City of Quartz by Mike Davis

Author:Mike Davis
Language: eng
Format: epub
Tags: City of Quartz: Excavating the Future in Los Angeles
ISBN: 9781844674862
Publisher: Verso Books
Published: 2012-02-16T05:00:00+00:00


CHAPTER FOUR

FORTRESS L. A.

The carefully manicured lawns of Los Angeles’s Westside sprout forests of ominous little signs warning: ‘Armed Response!’ Even richer neighborhoods in the canyons and hillsides isolate themselves behind walls guarded by guntoting private police and state-of-the-art electronic surveillance. Down-town, a publicly-subsidized ‘urban renaissance’ has raised the nation’s largest corporate citadel, segregated from the poor neighborhoods around it by a monumental architectural glacis. In Hollywood, celebrity architect Frank Gehry, renowned for his ‘humanism’, apotheosizes the siege look in a library designed to resemble a foreign-legion fort. In the Westlake district and the San Fernando Valley the Los Angeles Police barricade streets and seal off poor neighborhoods as part of their ‘war on drugs’. In Watts, developer Alexander Haagen demonstrates his strategy for recolonizing inner-city retail markets: a panoptican shopping mall surrounded by staked metal fences and a substation of the LAPD in a central surveillance tower.

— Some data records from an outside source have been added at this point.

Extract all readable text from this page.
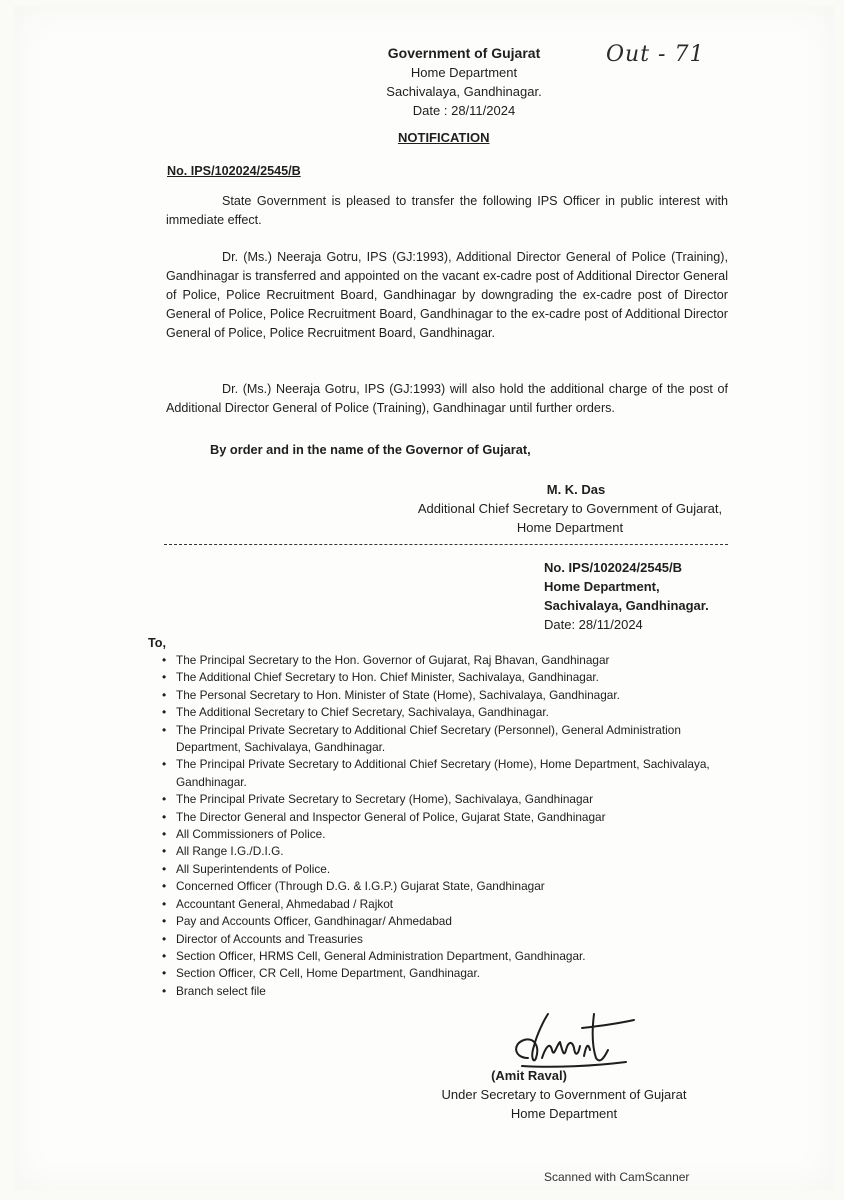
Government of Gujarat
Home Department
Sachivalaya, Gandhinagar.
Date : 28/11/2024
Out - 71
NOTIFICATION
No. IPS/102024/2545/B
State Government is pleased to transfer the following IPS Officer in public interest with immediate effect.
Dr. (Ms.) Neeraja Gotru, IPS (GJ:1993), Additional Director General of Police (Training), Gandhinagar is transferred and appointed on the vacant ex-cadre post of Additional Director General of Police, Police Recruitment Board, Gandhinagar by downgrading the ex-cadre post of Director General of Police, Police Recruitment Board, Gandhinagar to the ex-cadre post of Additional Director General of Police, Police Recruitment Board, Gandhinagar.
Dr. (Ms.) Neeraja Gotru, IPS (GJ:1993) will also hold the additional charge of the post of Additional Director General of Police (Training), Gandhinagar until further orders.
By order and in the name of the Governor of Gujarat,
M. K. Das
Additional Chief Secretary to Government of Gujarat,
Home Department
No. IPS/102024/2545/B
Home Department,
Sachivalaya, Gandhinagar.
Date: 28/11/2024
To,
• The Principal Secretary to the Hon. Governor of Gujarat, Raj Bhavan, Gandhinagar
• The Additional Chief Secretary to Hon. Chief Minister, Sachivalaya, Gandhinagar.
• The Personal Secretary to Hon. Minister of State (Home), Sachivalaya, Gandhinagar.
• The Additional Secretary to Chief Secretary, Sachivalaya, Gandhinagar.
• The Principal Private Secretary to Additional Chief Secretary (Personnel), General Administration Department, Sachivalaya, Gandhinagar.
• The Principal Private Secretary to Additional Chief Secretary (Home), Home Department, Sachivalaya, Gandhinagar.
• The Principal Private Secretary to Secretary (Home), Sachivalaya, Gandhinagar
• The Director General and Inspector General of Police, Gujarat State, Gandhinagar
• All Commissioners of Police.
• All Range I.G./D.I.G.
• All Superintendents of Police.
• Concerned Officer (Through D.G. & I.G.P.) Gujarat State, Gandhinagar
• Accountant General, Ahmedabad / Rajkot
• Pay and Accounts Officer, Gandhinagar/ Ahmedabad
• Director of Accounts and Treasuries
• Section Officer, HRMS Cell, General Administration Department, Gandhinagar.
• Section Officer, CR Cell, Home Department, Gandhinagar.
• Branch select file
(Amit Raval)
Under Secretary to Government of Gujarat
Home Department
Scanned with CamScanner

Finally on the horizon of the next millennium, an ex-chief of police crusades for an anti-crime ‘giant eye’ – a geo-synchronous law enforcement satellite – while other cops discreetly tend versions of ‘Garden Plot’, a hoary but still viable 1960s plan for a law-and-order armageddon.

Welcome to post-liberal Los Angeles, where the defense of luxury lifestyles is translated into a proliferation of new repressions in space and movement, undergirded by the ubiquitous ‘armed response’. This obsession with physical security systems, and, collaterally, with the architectural policing of social boundaries, has become a zeitgeist of urban restructuring, a master narrative in the emerging built environment of the 1990s. Yet contemporary urban theory, whether debating the role of electronic technologies in precipitating ‘postmodern space’, or discussing the dispersion of urban functions across poly-centered metropolitan ‘galaxies’, has been strangely silent about the militarization of city life so grimly visible at the street level. Hollywood’s pop apocalypses and pulp science fiction have been more realistic, and politically perceptive, in representing the programmed hardening of the urban surface in the wake of the social polarizations of the Reagan era. Images of carceral inner cities (Escape from New York, Running Man), high-tech police death squads (Blade Runner), sentient buildings (Die Hard), urban bantustans (They Live!), Vietnam-like street wars (Colors), and so on, only extrapolate from actually existing trends.

Such dystopian visions grasp the extent to which today’s pharaonic scales of residential and commercial security supplant residual hopes for urban reform and social integration. The dire predictions of Richard Nixon’s 1969 National Commission on the Causes and Prevention of Violence have been tragically fulfilled: we live in ‘fortress cities’ brutally divided between ‘fortified cells’ of affluent society and ‘places of terror’ where the police battle the criminalized poor.1 The ‘Second Civil War’ that began in the long hot summers of the 1960s has been institutionalized into the very structure of urban space. The old liberal paradigm of social control, attempting to balance repression with reform, has long been superseded by a rhetoric of social warfare that calculates the interests of the urban poor and the middle classes as a zero-sum game.